Но что-то ведь надо делать! Рассказать кому-нибудь? Но мужики в Рядке послушают Афоньку, а не Нечая. Уложить в могилы осиновыми кольями… По спине пробежала дрожь: летом они бегают по лесу, водят хороводы и поют… Там, где они купались, на утро распускаются кувшинки; на месте их игр гуще растет трава… Они ведь просто дети, маленькие дети, оставшиеся без присмотра! При чем тут могилы? В сырую землю, на съедение червям?

Нечай знал, каково оно – живым лежать в могиле. Может быть, души их и отлетят на небо, или куда-нибудь еще… А если нет? Откуда знать? Они не виноваты, они оказались между молотом и наковальней! Не трогал бы Туча Ярославич гробов, и они бы спокойно уснули на зиму, и явились в мир весной, как и положено… Играть и резвиться по ночам, никому не причиняя вреда.

Нет, никому нельзя о них рассказывать, даже Мишате. Нечай зашел в лес – там снега было поменьше. Неужели Тучи Ярославича он боится сильней, чем того призрака, что явился ему вчера в сумерках?

Наверное, сильней. Не самого боярина, конечно, и не воеводы, не архиерея, не монахов… Кнута и ямы он боится, холода и тяжелой работы. Так боится, что теперь трясутся поджилки. Нечай хмыкнул и пошел быстрей: не в первый раз! Боярин не решится. Если он со зла не послал нарочного к воеводе, значит, понимает – стоит Нечаю хоть полусловом обмолвиться о раскопанных гробах, о перевернутом распятье, о расстриге, причащающем дворовых, и Туча Ярославич окажется на дыбе рядом с ним. И тут – кто кого переупрямит, кто окажется сильней, тот и будет прав. Все вместе пойдут на рудник: и боярин, и его Гаврила, и Нечай. Впрочем, боярин может и откупится. Но архиерей – не воевода, по миру Тучу Ярославича пустит, всю землю заберет. Тогда Рядку точно придет конец, холопами на монастырской земле быть несладко…

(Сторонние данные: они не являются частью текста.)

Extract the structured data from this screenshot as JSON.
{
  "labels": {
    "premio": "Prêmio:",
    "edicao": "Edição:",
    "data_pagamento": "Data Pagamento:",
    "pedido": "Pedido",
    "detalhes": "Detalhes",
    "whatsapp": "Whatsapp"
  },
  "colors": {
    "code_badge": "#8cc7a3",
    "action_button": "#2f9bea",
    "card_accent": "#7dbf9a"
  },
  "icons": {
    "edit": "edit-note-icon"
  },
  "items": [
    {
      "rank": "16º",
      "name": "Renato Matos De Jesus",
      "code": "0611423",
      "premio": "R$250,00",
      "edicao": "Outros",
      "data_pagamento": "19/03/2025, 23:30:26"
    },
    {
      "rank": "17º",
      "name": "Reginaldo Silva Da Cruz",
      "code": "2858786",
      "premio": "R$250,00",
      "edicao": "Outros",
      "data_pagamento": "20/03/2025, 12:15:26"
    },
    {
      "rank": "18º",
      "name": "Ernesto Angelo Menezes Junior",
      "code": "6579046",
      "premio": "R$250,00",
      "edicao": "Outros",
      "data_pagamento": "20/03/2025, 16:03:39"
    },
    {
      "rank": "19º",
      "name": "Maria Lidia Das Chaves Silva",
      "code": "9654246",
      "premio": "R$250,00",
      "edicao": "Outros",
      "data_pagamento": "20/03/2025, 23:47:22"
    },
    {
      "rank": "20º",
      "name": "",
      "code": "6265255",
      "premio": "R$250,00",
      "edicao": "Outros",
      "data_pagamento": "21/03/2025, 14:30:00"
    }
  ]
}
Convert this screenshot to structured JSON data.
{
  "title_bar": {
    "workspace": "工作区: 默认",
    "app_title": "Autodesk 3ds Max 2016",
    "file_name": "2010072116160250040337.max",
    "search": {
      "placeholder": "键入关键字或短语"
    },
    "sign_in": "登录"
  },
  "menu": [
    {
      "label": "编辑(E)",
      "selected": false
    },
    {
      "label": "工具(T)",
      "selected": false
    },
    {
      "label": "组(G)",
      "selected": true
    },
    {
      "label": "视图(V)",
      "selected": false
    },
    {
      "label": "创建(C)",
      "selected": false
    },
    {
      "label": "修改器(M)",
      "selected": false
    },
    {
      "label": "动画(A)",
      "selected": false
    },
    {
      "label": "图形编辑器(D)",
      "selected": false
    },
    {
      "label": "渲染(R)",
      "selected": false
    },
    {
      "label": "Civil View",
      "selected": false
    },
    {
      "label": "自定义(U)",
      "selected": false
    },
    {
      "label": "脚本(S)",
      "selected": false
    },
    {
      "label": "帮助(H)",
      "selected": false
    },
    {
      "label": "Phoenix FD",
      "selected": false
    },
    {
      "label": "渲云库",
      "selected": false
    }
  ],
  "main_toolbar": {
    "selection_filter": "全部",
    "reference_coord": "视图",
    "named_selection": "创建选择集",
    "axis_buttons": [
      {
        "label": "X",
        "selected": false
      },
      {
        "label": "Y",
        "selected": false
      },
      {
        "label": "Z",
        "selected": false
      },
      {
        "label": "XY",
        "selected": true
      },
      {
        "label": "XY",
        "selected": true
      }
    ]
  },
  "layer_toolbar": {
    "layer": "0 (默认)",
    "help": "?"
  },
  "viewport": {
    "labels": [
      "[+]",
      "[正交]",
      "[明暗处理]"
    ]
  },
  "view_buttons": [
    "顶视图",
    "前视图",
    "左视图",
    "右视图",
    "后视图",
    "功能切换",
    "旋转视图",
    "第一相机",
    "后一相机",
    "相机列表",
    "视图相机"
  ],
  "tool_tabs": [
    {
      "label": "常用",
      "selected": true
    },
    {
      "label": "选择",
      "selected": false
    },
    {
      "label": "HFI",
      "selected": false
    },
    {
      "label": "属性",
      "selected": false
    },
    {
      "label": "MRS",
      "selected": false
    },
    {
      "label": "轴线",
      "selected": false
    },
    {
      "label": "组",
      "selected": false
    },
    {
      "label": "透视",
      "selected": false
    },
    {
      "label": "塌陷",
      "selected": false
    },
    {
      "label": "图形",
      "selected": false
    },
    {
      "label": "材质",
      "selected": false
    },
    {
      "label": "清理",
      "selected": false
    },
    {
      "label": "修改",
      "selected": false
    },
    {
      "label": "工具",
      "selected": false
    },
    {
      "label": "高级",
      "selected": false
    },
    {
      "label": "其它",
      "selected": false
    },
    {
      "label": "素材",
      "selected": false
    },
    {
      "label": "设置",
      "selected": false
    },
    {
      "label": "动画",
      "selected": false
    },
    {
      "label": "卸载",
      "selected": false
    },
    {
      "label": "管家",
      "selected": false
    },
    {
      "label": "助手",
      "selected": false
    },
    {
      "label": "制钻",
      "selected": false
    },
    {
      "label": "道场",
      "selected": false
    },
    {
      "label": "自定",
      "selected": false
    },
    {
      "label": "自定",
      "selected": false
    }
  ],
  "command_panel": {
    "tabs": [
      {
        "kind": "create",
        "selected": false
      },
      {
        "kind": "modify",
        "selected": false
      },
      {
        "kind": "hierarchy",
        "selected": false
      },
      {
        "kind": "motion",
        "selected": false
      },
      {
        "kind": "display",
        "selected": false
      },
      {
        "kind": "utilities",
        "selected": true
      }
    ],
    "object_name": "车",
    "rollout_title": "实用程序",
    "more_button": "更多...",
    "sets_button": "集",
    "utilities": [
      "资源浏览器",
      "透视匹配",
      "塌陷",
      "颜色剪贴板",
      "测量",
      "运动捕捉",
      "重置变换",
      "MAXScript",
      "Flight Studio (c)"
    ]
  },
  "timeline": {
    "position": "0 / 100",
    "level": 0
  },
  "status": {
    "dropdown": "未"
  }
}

Нечай видел много разных людей. И так сложилось, что людей, стоящих насмерть за свою правоту, среди них было больше. Разбойники, которые чтили Степана Тимофеевича и мечтали о казачьей вольнице, раскольники, которые не желали креститься тремя перстами – все они знали, что их ждет, все они без страха принимали и мучения, и смерть. Столкнувшись с ними в юности, Нечай быстро понял, что имеет цену в их глазах, каким надо быть, чтобы заслужить их уважение. Какими же жалкими ему казались трусливые проворовавшиеся попы и монахи-прелюбодеи! Какими пресными на их фоне были те, кто учился с ним в школе, кто боялся иметь собственное мнение и наизусть затверживал чужое. Видел он и таких, кто легко отказывался от своих слов, едва над ним нависала угроза пытки или тюрьмы, видел и тех, кто тайком, по ночам говорил то, что думает, а днем прикидывался и делал совсем другое. Как Туча Ярославич. Нечай искренне считал, что иметь убеждения и скрывать их – все равно, что убеждений не иметь.